After a campaign waged since 2008, Caribbean immigrants and those with Caribbean ancestry will be able to self-identify on U.S. Census forms for the first time.
The development means that persons from the Caribbean region and those with roots there can now write in their nationality or ancestry while also choosing the race group they identify with.
Initially, Caribbean men, women and children were invisible on census forms, compelling them to choose from a list of racial and ethnic choices that do not identify them accurately.
On the back of this, a Caribbean immigrant and entrepreneur Felicia J. Persaud, in 2008, began an intense campaign for Caribbean immigrants to self-identify accurately on U.S. Census forms.
Founding the Carib ID lobbying movement, Persaud and her team lobbied the U.S. government to recognize Caribbean immigrants and Caribbean Americans in the country as a distinct identity group within the American society.
This resulted in a congressional bill, a U.S. Senate bill and over 10 years of advocacy.
Ahead of Census Day, April 1, 2020, the group says its demands have been met.
“Now for example, under the category “Black or African American” on Census forms, black Caribbean nationals will now be able to choose the race group while writing in for example Guyanese, Jamaican, Haitian etc. while those who identify as Asian or another ethnic group will also be able to do the same,” the group said in a statement.
Persaud, who is elated over the development, said: “Data on Caribbean nationals in the US is currently sparse based largely on the fact that this bloc has had no previous opportunity to self-identify in the past but have been lumped in with the African American, Asian American or Other communities.”
“Hopefully this goes a long way in making sure we count in 2020 so we can receive the respect we deserve as a huge economic and political bloc in this country and our communities and businesses that have been dismissed because of a lack of economic data, can begin to thrive. Let’s stand up and be counted.”
Results from the Census conducted every 10 years become the basis for government policies and allocation of funds for the next 10 years.
Specifically, the results help to determine how billions of dollars in federal funding flow into states and communities each year. They also determine how many seats in Congress each state gets.
Census officials say the current forms redesign was based on “a 2015 NCT research on race/ethnicity aimed at improving the question design and data quality for race/ethnicity, while addressing community concerns over the past several years, including the call for more detailed, disaggregated data for the diverse American experiences.”
The U.S. is by far the top destination for Caribbean emigrants outside of the region, followed by Canada (405,000), Spain (294,000), and the United Kingdom (232,000), according to mid-2017 estimates by the United Nations Population Division.
In 2017, approximately 4.4 million Caribbean immigrants resided in the U.S., accounting for 10 percent of the nation’s 44.5 million immigrants.

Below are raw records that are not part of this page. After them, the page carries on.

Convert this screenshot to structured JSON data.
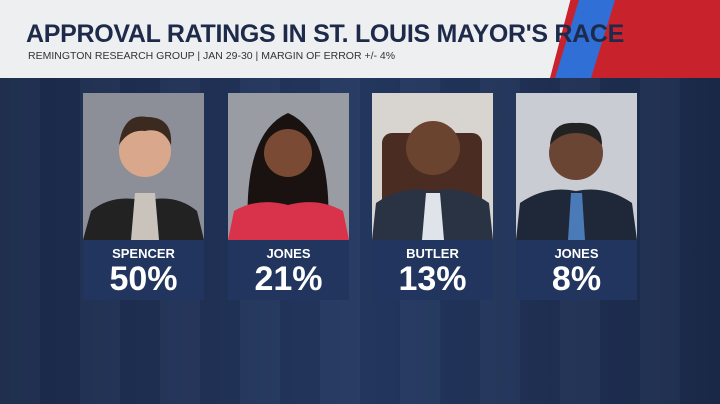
{
  "header": {
    "title": "APPROVAL RATINGS IN ST. LOUIS MAYOR'S RACE",
    "subtitle": "REMINGTON RESEARCH GROUP | JAN 29-30 | MARGIN OF ERROR +/- 4%"
  },
  "candidates": [
    {
      "name": "SPENCER",
      "value": "50%"
    },
    {
      "name": "JONES",
      "value": "21%"
    },
    {
      "name": "BUTLER",
      "value": "13%"
    },
    {
      "name": "JONES",
      "value": "8%"
    }
  ]
}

According to the Migration Policy Institute, the first wave of large-scale voluntary migration from the Caribbean to the U.S. began in the first half of the 20th Century and “consisted mostly of laborers, including guest workers from the British West Indies program who worked in U.S. agriculture in the mid-1940s, as well as political exiles from Cuba.”
At the moment, most Caribbean immigrants come from five countries: Cuba, the Dominican Republic, Jamaica, Haiti, and Trinidad and Tobago.